Prayer, then, becomes not a means of presenting my wish list to God but the vehicle whereby I mourn the sins of the nation; intercede for my enemies; offer petitions for those who mistreat and persecute me; and, flat-out cry for the many people who are now experiencing the pain of living in a broken and fallen world (Matthew 5:44).  A lack of civility and gracious discourse betrays a terribly sad lack of prayer for others.  One of the greatest gifts we can give to other people, whether we like them or not, is to cry for them, especially if they cannot cry for themselves.

We are told in Holy Scripture that the Spirit himself intercedes in prayer for us with groans that words cannot express (Romans 8:26-27).  If the Blessed Holy Trinity of Father, Son, and Spirit cry over the world and its inhabitants, then we have all the theological reason necessary to be about the business of weeping.  It is tears, and not so much words or social action that will cleanse, purge, and wash away the ills and evils of our current moral dilemmas.  One of the beautiful things about this is that without exception every single person has the biological equipment and the image of God within to cry.

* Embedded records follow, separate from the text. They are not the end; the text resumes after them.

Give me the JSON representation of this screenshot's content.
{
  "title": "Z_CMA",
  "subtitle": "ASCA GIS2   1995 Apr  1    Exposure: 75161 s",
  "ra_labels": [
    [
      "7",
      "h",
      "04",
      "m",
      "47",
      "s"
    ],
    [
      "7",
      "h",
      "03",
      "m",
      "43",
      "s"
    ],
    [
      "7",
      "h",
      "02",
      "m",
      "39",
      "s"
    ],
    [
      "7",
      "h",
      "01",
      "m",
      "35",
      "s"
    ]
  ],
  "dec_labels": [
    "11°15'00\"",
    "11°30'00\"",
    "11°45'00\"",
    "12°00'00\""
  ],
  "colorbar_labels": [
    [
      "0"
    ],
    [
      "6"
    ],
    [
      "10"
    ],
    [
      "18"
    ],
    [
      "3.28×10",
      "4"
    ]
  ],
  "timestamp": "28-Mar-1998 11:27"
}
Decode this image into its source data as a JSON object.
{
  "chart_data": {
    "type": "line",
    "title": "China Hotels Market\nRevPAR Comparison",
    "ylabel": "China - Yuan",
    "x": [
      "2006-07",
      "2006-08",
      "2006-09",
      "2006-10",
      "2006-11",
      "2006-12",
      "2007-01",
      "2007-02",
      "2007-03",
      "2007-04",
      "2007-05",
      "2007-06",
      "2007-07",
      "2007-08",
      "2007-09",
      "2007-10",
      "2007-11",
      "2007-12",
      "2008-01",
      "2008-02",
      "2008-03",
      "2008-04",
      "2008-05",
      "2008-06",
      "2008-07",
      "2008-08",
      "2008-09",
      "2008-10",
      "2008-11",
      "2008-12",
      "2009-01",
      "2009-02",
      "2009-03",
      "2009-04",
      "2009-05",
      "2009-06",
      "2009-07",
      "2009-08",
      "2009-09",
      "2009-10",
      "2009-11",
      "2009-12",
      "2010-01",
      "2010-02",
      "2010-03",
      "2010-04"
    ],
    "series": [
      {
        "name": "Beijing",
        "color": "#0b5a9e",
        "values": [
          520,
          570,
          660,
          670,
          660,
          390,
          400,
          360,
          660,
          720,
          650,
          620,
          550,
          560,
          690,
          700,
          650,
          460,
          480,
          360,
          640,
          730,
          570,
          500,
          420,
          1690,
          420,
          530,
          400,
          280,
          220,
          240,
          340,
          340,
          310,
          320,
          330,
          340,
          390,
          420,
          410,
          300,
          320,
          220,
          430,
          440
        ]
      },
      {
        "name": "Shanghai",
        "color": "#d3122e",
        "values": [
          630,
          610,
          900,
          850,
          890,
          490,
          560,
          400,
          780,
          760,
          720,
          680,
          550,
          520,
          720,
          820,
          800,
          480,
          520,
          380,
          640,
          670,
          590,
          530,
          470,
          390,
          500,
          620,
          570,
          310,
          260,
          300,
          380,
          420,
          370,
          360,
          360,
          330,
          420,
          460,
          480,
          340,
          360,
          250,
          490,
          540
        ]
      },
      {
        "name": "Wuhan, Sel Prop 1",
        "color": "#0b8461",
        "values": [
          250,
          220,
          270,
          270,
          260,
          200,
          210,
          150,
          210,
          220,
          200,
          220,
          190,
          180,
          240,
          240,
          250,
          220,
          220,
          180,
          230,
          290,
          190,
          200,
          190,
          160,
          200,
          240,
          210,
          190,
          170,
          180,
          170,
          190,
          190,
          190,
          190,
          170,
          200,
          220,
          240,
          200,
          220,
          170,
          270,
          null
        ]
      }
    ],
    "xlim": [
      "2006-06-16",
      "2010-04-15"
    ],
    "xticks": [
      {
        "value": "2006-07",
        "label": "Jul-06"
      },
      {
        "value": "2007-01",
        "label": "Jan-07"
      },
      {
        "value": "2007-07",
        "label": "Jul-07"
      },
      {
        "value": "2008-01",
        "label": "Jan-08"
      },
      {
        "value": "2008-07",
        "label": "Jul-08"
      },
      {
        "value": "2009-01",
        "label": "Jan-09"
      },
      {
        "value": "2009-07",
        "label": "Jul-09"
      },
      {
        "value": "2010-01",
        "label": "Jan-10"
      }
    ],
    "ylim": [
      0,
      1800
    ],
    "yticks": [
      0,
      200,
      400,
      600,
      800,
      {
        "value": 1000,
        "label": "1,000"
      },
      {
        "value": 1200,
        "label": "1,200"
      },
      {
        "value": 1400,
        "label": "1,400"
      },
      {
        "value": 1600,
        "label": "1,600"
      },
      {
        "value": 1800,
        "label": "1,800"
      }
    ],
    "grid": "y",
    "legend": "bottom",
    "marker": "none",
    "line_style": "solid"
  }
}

If we find ourselves unable to do this important activity of crying, then this is where we need to allow another person to cry on our behalf.  And that takes sharing your story with another person.  Is there a trusted person for whom you can share your story?  Have you ever shared your story with God?  Can you imagine God crying over you and groaning over the wrongs done to you by others?  Are you willing to listen without judgment to another’s story?  Will you allow yourself to stop biting your lower lip and let the tears flow?  Will you see tears as a gift from God?

Acts 20:17-38

            Apparently, real men do cry.  When the manly Apostle Paul was headed for Jerusalem, he stopped in Ephesus on his way.  Paul preached for hours to the church he had established there, and everyone understood this just might the last time they all saw each other.  Paul remembered that he had served the Lord among them and admonished each person “with tears” (vv. 19, 31).  Paul departed from Ephesus for the last time and “there was much weeping on the part of all” (v. 37).
 
            Paul did not shrink from declaring all the will of God to the church.  Neither did he hold back the tears and was not afraid to allow his emotions to be an integral part of his ministry.  One of the unfortunate philosophical hangovers from the Enlightenment project of sheer intellectual rationalism is that over the past several centuries we in the West have tended to view ourselves as brains on a stick.  The thinking goes that if we clearly and objectively educate people, providing them the correct information, they will have everything they need and do the right thing.  Try telling that to Paul.
 
            Christianity that does not include the vital element of the emotions is a truncated spirituality that desperately needs some tears in order to connect with Jesus Christ.  So, let’s all have a good cry today.  Weep over the lost persons who are in need of salvation; shed some tears about believers who are not growing in their faith; bawl and let our eyes be red in missing those friends and mentors who have moved on and/or passed away; and, cry over a broken world that has not experienced the grace of God.  Indeed, slow down enough to feel the pain and find the mercy of God.
            Gracious God, you have created us all in your image.  Help me so to connect with your emotional self that I will not be stifled in my faith, but will go on to maturity in Christ with your whole church.  Amen.